Antonio Cruz/Agência Brasil
Antonio Cruz/Agência Brasil

STF opta pelo silêncio a respeito de pedidos de prisão de 'caciques' do PMDB

Silêncio reforça clima de incômodo da Corte com o vazamento da informação; confira perguntas e respostas sobre o caso

Isadora Peron e Gustavo Aguiar, O Estado de S.Paulo

09 Junho 2016 | 07h52

BRASÍLIA - O Supremo Tribunal Federal optou na quarta-feira, 8, pelo silêncio, o que reforçou o clima de incômodo da Corte com o vazamento da informação de que o procurador-geral da República, Rodrigo Janot, pediu a prisão de integrantes da cúpula do PMDB. Um dia depois de a iniciativa de Janot vir a público, o assunto não foi abordado durante a sessão do plenário, que julgou um recurso da Eletropaulo sobre a redução do campo eletromagnético de linhas de transmissão.

Interlocutores de Teori Zavascki, relator da Lava Jato no STF, afirmaram que ele não tem pressa para deliberar sobre os pedidos de prisão do presidente do Senado, Renan Calheiros, do senador Romero Jucá, do ex-presidente José Sarney e do presidente afastado da Câmara Eduardo Cunha.

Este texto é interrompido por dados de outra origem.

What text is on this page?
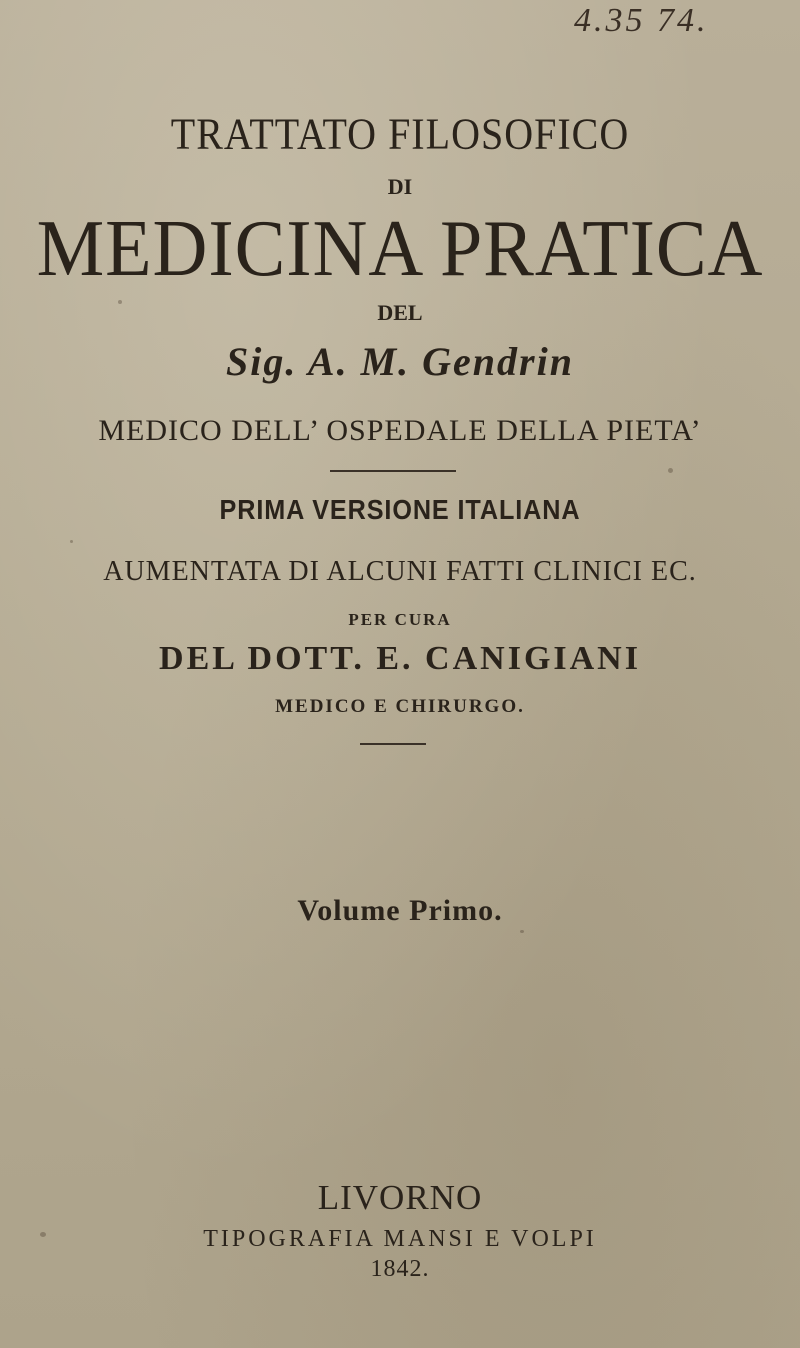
4.35 74.
TRATTATO FILOSOFICO
DI
MEDICINA PRATICA
DEL
Sig. A. M. Gendrin
MEDICO DELL’ OSPEDALE DELLA PIETA’
PRIMA VERSIONE ITALIANA
AUMENTATA DI ALCUNI FATTI CLINICI EC.
PER CURA
DEL DOTT. E. CANIGIANI
MEDICO E CHIRURGO.
Volume Primo.
LIVORNO
TIPOGRAFIA MANSI E VOLPI
1842.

Ao Estado, Teori disse que não falaria. Outros ministros, abordados, também não se pronunciaram.

O fato de os pedidos terem sido revelados pela imprensa não pressiona Teori a tomar decisão rápida. Os requerimentos chegaram à Corte há mais de três semanas. Para integrantes do STF, o vazamento partiu do Ministério Público como forma de pressionar o tribunal a se posicionar.

Renan, Jucá e Sarney são suspeitos de obstruir a Lava Jato após divulgação de áudios feitos pelo delator Sérgio Machado. Uma fonte com acesso aos pedidos diz que há fatos novos nos requerimentos. Cunha, no entendimento de Janot, continua atrapalhando as investigações contra ele na Justiça e na Câmara mesmo afastado.

PERGUNTAS E RESPOSTAS: DECISÃO PASSA PELO LEGISLATIVO

1. O ministro Teori Zavascki pode tomar uma decisão monocrática ou tem de submeter o caso aos colegas?

A regra geral é que o relator do processo – que, no caso da Lava Jato, é Teori – pode decidir monocraticamente (sozinho) a respeito de pedidos de prisão preventiva em caráter de urgência, mas deve remeter a um órgão colegiado a confirmação de tais medidas. No caso dos pedidos de prisão de Jucá e Sarney, a 2.ª Turma do STF deverá analisar eventual decisão monocrática de Teori. Já Renan, por ser presidente do Senado, terá eventual decisão monocrática revista pelo plenário do STF. O mesmo deve ocorrer com Cunha, afastado do mandato e da presidência da Câmara.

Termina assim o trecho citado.